Add these lines instead of the current call to ax.imshow :

ax.set_aspect('equal','box')
ax.imshow(img, origin='lower')

the first line makes the axis keep x, y in the same metric, the origin kwarg for imshow makes it use the same (0,0) that most rest of matplotlib does.

A version of your example that's easier to play around with to see what the parts do:

import numpy as np
import  matplotlib.pyplot as plt
from matplotlib.patches import Ellipse

x, y, width, height, angle=10.0, 6.0, 7.0, 3.0, 160.0

fig = plt.figure(figsize=(12,8))
xx, yy = np.meshgrid(range(20), range(20))
img = (2*xx + yy)/40. # something asymmetrical to understand axes

ax1 = fig.add_subplot(121)
ax1.set_aspect('equal','box')
im1 = ax1.imshow(img, interpolation='none')
ax1.set_title('UL imshow origin')
ax2 = fig.add_subplot(122)
im2 = ax2.imshow(img, interpolation='none', origin='lower')
ax2.set_title('LL imshow origin')

def oneEllipse():
    return Ellipse(xy=(x,y), width=width, height=height, angle=angle,
            facecolor='black')
    # Can't define one Ellipse and add it to two axes.
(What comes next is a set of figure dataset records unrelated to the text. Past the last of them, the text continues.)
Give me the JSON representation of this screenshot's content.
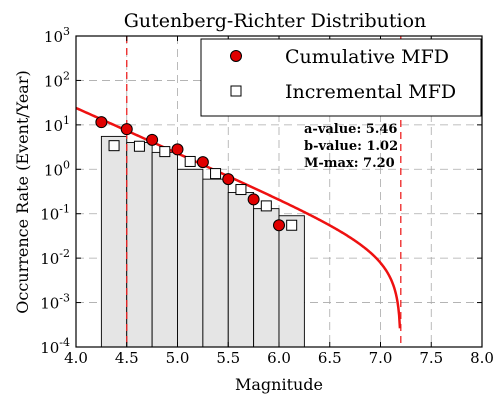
{
  "chart_data": {
    "type": "bar",
    "title": "Gutenberg-Richter Distribution",
    "xlabel": "Magnitude",
    "ylabel": "Occurrence Rate (Event/Year)",
    "xlim": [
      4.0,
      8.0
    ],
    "ylim": [
      0.0001,
      1000
    ],
    "y_scale": "log",
    "grid": true,
    "legend_position": "top-right",
    "x_ticks": [
      "4.0",
      "4.5",
      "5.0",
      "5.5",
      "6.0",
      "6.5",
      "7.0",
      "7.5",
      "8.0"
    ],
    "y_ticks": [
      {
        "value": 1000,
        "base": "10",
        "exp": "3"
      },
      {
        "value": 100,
        "base": "10",
        "exp": "2"
      },
      {
        "value": 10,
        "base": "10",
        "exp": "1"
      },
      {
        "value": 1,
        "base": "10",
        "exp": "0"
      },
      {
        "value": 0.1,
        "base": "10",
        "exp": "-1"
      },
      {
        "value": 0.01,
        "base": "10",
        "exp": "-2"
      },
      {
        "value": 0.001,
        "base": "10",
        "exp": "-3"
      },
      {
        "value": 0.0001,
        "base": "10",
        "exp": "-4"
      }
    ],
    "histogram": {
      "bin_width": 0.25,
      "bins": [
        {
          "x0": 4.25,
          "value": 5.5
        },
        {
          "x0": 4.5,
          "value": 4.0
        },
        {
          "x0": 4.75,
          "value": 2.4
        },
        {
          "x0": 5.0,
          "value": 1.0
        },
        {
          "x0": 5.25,
          "value": 0.6
        },
        {
          "x0": 5.5,
          "value": 0.3
        },
        {
          "x0": 5.75,
          "value": 0.13
        },
        {
          "x0": 6.0,
          "value": 0.09
        }
      ]
    },
    "series": [
      {
        "name": "Cumulative MFD",
        "marker": "circle",
        "color": "#e00000",
        "points": [
          [
            4.25,
            11.5
          ],
          [
            4.5,
            8.0
          ],
          [
            4.75,
            4.6
          ],
          [
            5.0,
            2.8
          ],
          [
            5.25,
            1.45
          ],
          [
            5.5,
            0.6
          ],
          [
            5.75,
            0.21
          ],
          [
            6.0,
            0.055
          ]
        ]
      },
      {
        "name": "Incremental MFD",
        "marker": "square",
        "color": "#ffffff",
        "points": [
          [
            4.375,
            3.4
          ],
          [
            4.625,
            3.3
          ],
          [
            4.875,
            2.5
          ],
          [
            5.125,
            1.5
          ],
          [
            5.375,
            0.8
          ],
          [
            5.625,
            0.35
          ],
          [
            5.875,
            0.15
          ],
          [
            6.125,
            0.055
          ]
        ]
      }
    ],
    "fit_curve": {
      "a_value": 5.46,
      "b_value": 1.02,
      "m_min": 4.0,
      "m_max": 7.2,
      "color": "#ee1111"
    },
    "reference_lines": [
      {
        "x": 4.5,
        "color": "#ee2222",
        "style": "dashed"
      },
      {
        "x": 7.2,
        "color": "#ee2222",
        "style": "dashed"
      }
    ],
    "annotations": [
      "a-value: 5.46",
      "b-value: 1.02",
      "M-max: 7.20"
    ],
    "colors": {
      "bar_fill": "#e5e5e5",
      "bar_edge": "#000000",
      "grid": "#aaaaaa",
      "marker_edge": "#000000"
    }
  }
}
Huh. 

for ax in (ax1, ax2):
    ax.add_artist(oneEllipse())
    # quiver can take a bunch of different function signatures
    # comment out the second or the third line to change the signature easily
    qi = ax.quiver(np.array([x, x+1]), np.array([y, y-1]), #
                np.array([width, width*2]),np.array([height, height/2.]),
                #angles='xy', # this uses the U, V args and flips the vectors
                #angles=np.array([angle, angle]), # angles come out the same
                headwidth=2, color=['white', 'red'], zorder=10)

在此处输入图片说明

The ellipse and the imshow flipped together, the origins X, Y of the arrows ditto, angles='xy' flips the arrow directions. Seems right to me, but quiver is finicky.